The putting stroke accounts for approximately 42% of all strokes made during the average round of golf, therefore, a golfer’s putting performance plays a large role in the overall score. Putting is based on set-up, path, impact, speed, and a golfer’s ability to judge slope.
We make assumptions based on visual cues from the landscape or our sense of balance to judge slope. A popular system that has been used for decades is the plumb-bob method. In the plumb-bob method, a golfer stands behind the ball, perpendicular to the slope, straddling an imaginary line that bisects the ball and hole. The golfer then suspends the putter at arm’s length, allowing gravity to pull the shaft into a true vertical alignment. While sighting only out of the dominant eye, the golfer aligns the bottom of the shaft with the ball. According to the theory, if there is any slope in the green, then the top of the shaft will be observed to be on the high side of the hole.

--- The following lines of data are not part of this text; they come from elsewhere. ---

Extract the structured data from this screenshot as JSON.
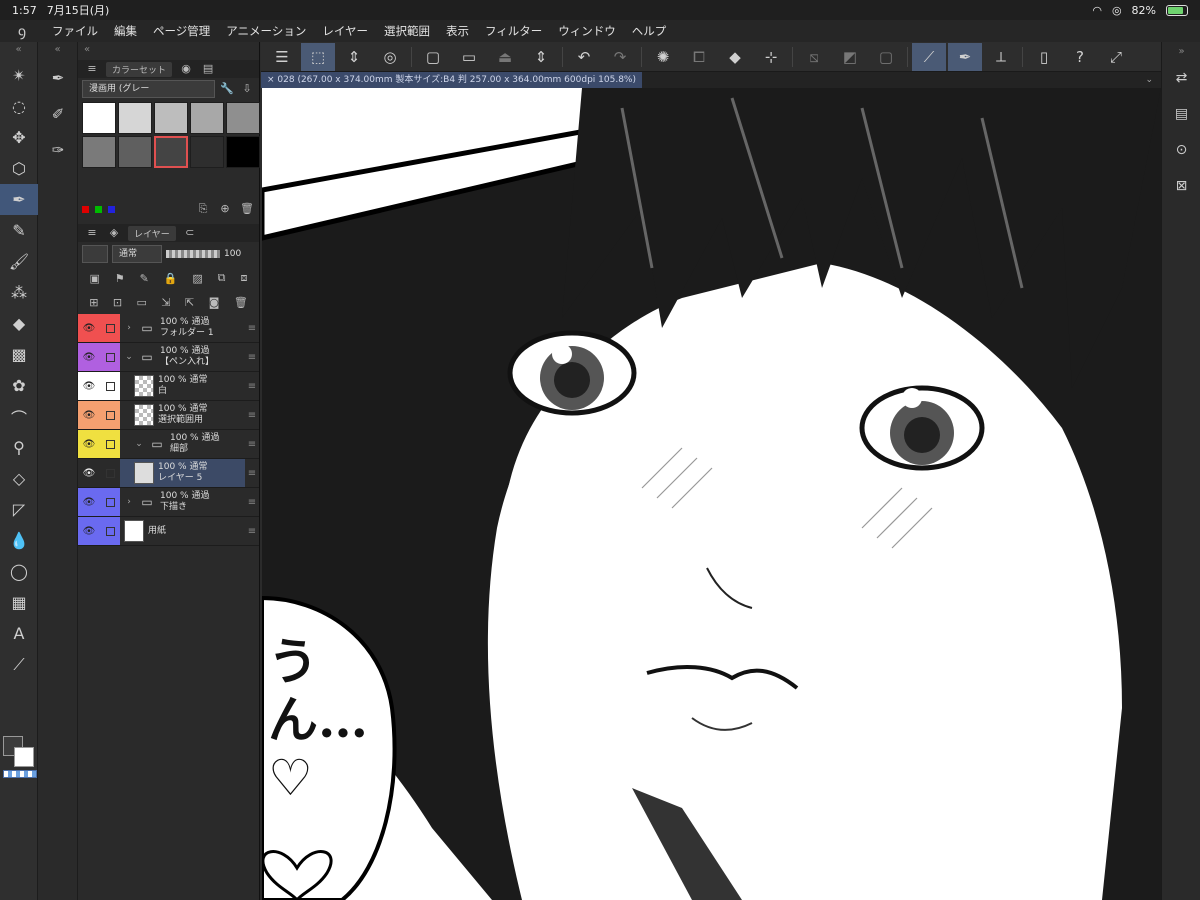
{
  "status": {
    "time": "1:57",
    "date": "7月15日(月)",
    "battery": "82%",
    "battery_level": 0.82
  },
  "menu": [
    "ファイル",
    "編集",
    "ページ管理",
    "アニメーション",
    "レイヤー",
    "選択範囲",
    "表示",
    "フィルター",
    "ウィンドウ",
    "ヘルプ"
  ],
  "tools": [
    "magic-wand-icon",
    "lasso-icon",
    "move-icon",
    "object-icon",
    "pen-icon",
    "pencil-icon",
    "brush-icon",
    "airbrush-icon",
    "fill-icon",
    "gradient-icon",
    "decoration-icon",
    "curve-icon",
    "eyedropper-icon",
    "eraser-icon",
    "frame-icon",
    "blend-icon",
    "balloon-icon",
    "panel-icon",
    "text-icon",
    "ruler-icon"
  ],
  "color_panel": {
    "tab_label": "カラーセット",
    "set_name": "漫画用 (グレー",
    "swatches": [
      "#ffffff",
      "#d6d6d6",
      "#bdbdbd",
      "#a8a8a8",
      "#8f8f8f",
      "#7a7a7a",
      "#5f5f5f",
      "#444444",
      "#2e2e2e",
      "#000000"
    ],
    "selected_index": 7
  },
  "layer_panel": {
    "tab_label": "レイヤー",
    "blend_mode": "通常",
    "opacity": "100",
    "layers": [
      {
        "color": "#f05050",
        "opacity": "100 %",
        "mode": "通過",
        "name": "フォルダー 1",
        "kind": "folder",
        "indent": 0,
        "expanded": false
      },
      {
        "color": "#b060e0",
        "opacity": "100 %",
        "mode": "通過",
        "name": "【ペン入れ】",
        "kind": "folder",
        "indent": 0,
        "expanded": true
      },
      {
        "color": "#ffffff",
        "opacity": "100 %",
        "mode": "通常",
        "name": "白",
        "kind": "raster",
        "indent": 1
      },
      {
        "color": "#f5a070",
        "opacity": "100 %",
        "mode": "通常",
        "name": "選択範囲用",
        "kind": "selection",
        "indent": 1
      },
      {
        "color": "#f0e040",
        "opacity": "100 %",
        "mode": "通過",
        "name": "細部",
        "kind": "folder",
        "indent": 1,
        "expanded": true
      },
      {
        "color": "#2a2a2a",
        "opacity": "100 %",
        "mode": "通常",
        "name": "レイヤー 5",
        "kind": "raster-face",
        "indent": 1,
        "active": true
      },
      {
        "color": "#6a6af0",
        "opacity": "100 %",
        "mode": "通過",
        "name": "下描き",
        "kind": "folder",
        "indent": 0,
        "expanded": false
      },
      {
        "color": "#6a6af0",
        "opacity": "",
        "mode": "",
        "name": "用紙",
        "kind": "paper",
        "indent": 0
      }
    ]
  },
  "toolbar": [
    "menu-icon",
    "edit-icon",
    "spinner-icon",
    "reference-icon",
    "new-page-icon",
    "open-icon",
    "export-icon",
    "undo-icon",
    "redo-icon",
    "loading-icon",
    "crop-icon",
    "fill-icon",
    "transform-icon",
    "clear-icon",
    "fill-selection-icon",
    "deselect-icon",
    "ruler-icon",
    "pen-ruler-icon",
    "snap-icon",
    "device-icon",
    "help-icon",
    "fullscreen-icon"
  ],
  "doc_tab": "× 028 (267.00 x 374.00mm 製本サイズ:B4 判 257.00 x 364.00mm 600dpi 105.8%)",
  "right_tools": [
    "sub-view-icon",
    "animation-icon",
    "navigator-icon",
    "close-panel-icon"
  ],
  "canvas": {
    "speech_text": "うん…♡"
  }
}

Problems with this method can occur when the slope of the green beneath the golfer is different than the slope between the ball and the hole or if their stance is not perpendicular to the slope. Both can actually suggest that the ball will break incorrectly, so if you use the plumb-bob method, make sure there is a constant slope between you, the ball, and the hole. Also, make sure you stand perpendicular to the slope of the green, otherwise, the method can let you down.